Produce a bibliography or reference list. There are two ways to produce bibliographic lists. This environment is suitable when you have only a few references and can maintain the list by hand. See Using BibTeX, for a more sophisticated approach.

This shows the environment with two entries.

This work is based on \cite{latexdps}.
Together they are \cite{latexdps, texbook}.
  ...
\begin{thebibliography}{9}
\bibitem{latexdps} 
  Leslie Lamport. 
  \textit{\LaTeX{}: a document preparation system}. 
  Addison-Wesley, Reading, Massachusetts, 1993.
\bibitem{texbook} 
  Donald Ervin Knuth. 
  \textit{The \TeX book}. 
  Addison-Wesley, Reading, Massachusetts, 1983.
\end{thebibliography}

This styles the first reference as ‘[1] Leslie ...’, and so that ... based on \cite{latexdps} produces the matching ‘... based on [1]’. The second \cite produces ‘[1, 2]’. You must compile the document twice to resolve these references.

The mandatory argument widest-label is text that, when typeset, is as wide as the widest item label produced by the \bibitem commands. The tradition is to use 9 for bibliographies with less than 10 references, 99 for ones with less than 100, etc.

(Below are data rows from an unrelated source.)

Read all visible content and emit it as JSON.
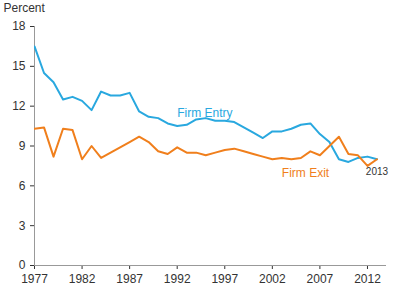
{
  "chart_data": {
    "type": "line",
    "ylabel": "Percent",
    "x": [
      1977,
      1978,
      1979,
      1980,
      1981,
      1982,
      1983,
      1984,
      1985,
      1986,
      1987,
      1988,
      1989,
      1990,
      1991,
      1992,
      1993,
      1994,
      1995,
      1996,
      1997,
      1998,
      1999,
      2000,
      2001,
      2002,
      2003,
      2004,
      2005,
      2006,
      2007,
      2008,
      2009,
      2010,
      2011,
      2012,
      2013
    ],
    "series": [
      {
        "name": "Firm Entry",
        "color": "#29a8df",
        "values": [
          16.5,
          14.5,
          13.8,
          12.5,
          12.7,
          12.4,
          11.7,
          13.1,
          12.8,
          12.8,
          13.0,
          11.6,
          11.2,
          11.1,
          10.7,
          10.5,
          10.6,
          11.0,
          11.1,
          10.9,
          10.9,
          10.8,
          10.4,
          10.0,
          9.6,
          10.1,
          10.1,
          10.3,
          10.6,
          10.7,
          9.9,
          9.3,
          8.0,
          7.8,
          8.1,
          8.2,
          8.0
        ]
      },
      {
        "name": "Firm Exit",
        "color": "#f07f1c",
        "values": [
          10.3,
          10.4,
          8.2,
          10.3,
          10.2,
          8.0,
          9.0,
          8.1,
          8.5,
          8.9,
          9.3,
          9.7,
          9.3,
          8.6,
          8.4,
          8.9,
          8.5,
          8.5,
          8.3,
          8.5,
          8.7,
          8.8,
          8.6,
          8.4,
          8.2,
          8.0,
          8.1,
          8.0,
          8.1,
          8.6,
          8.3,
          9.0,
          9.7,
          8.4,
          8.3,
          7.5,
          8.0
        ]
      }
    ],
    "xlim": [
      1977,
      2014
    ],
    "xticks": [
      1977,
      1982,
      1987,
      1992,
      1997,
      2002,
      2007,
      2012
    ],
    "ylim": [
      0,
      18
    ],
    "yticks": [
      0,
      3,
      6,
      9,
      12,
      15,
      18
    ],
    "annotations": [
      {
        "text": "2013",
        "x": 2013,
        "y": 8.0
      }
    ]
  }
}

The bibliographic list is headed by a title such as ‘Bibliography’. To change it there are two cases. In the book and report classes, where the top level sectioning is \chapter and the default title is ‘Bibliography’, that title is in the macro \bibname. For article, where the class’s top level sectioning is \section and the default is ‘References’, the title is in macro \refname. Change it by redefining the command, as with \renewcommand{\refname}{Cited references}, after \begin{document}.

Language support packages such as babel will automatically redefine \refname or \bibname to fit the selected language.

See list, for the list layout control parameters.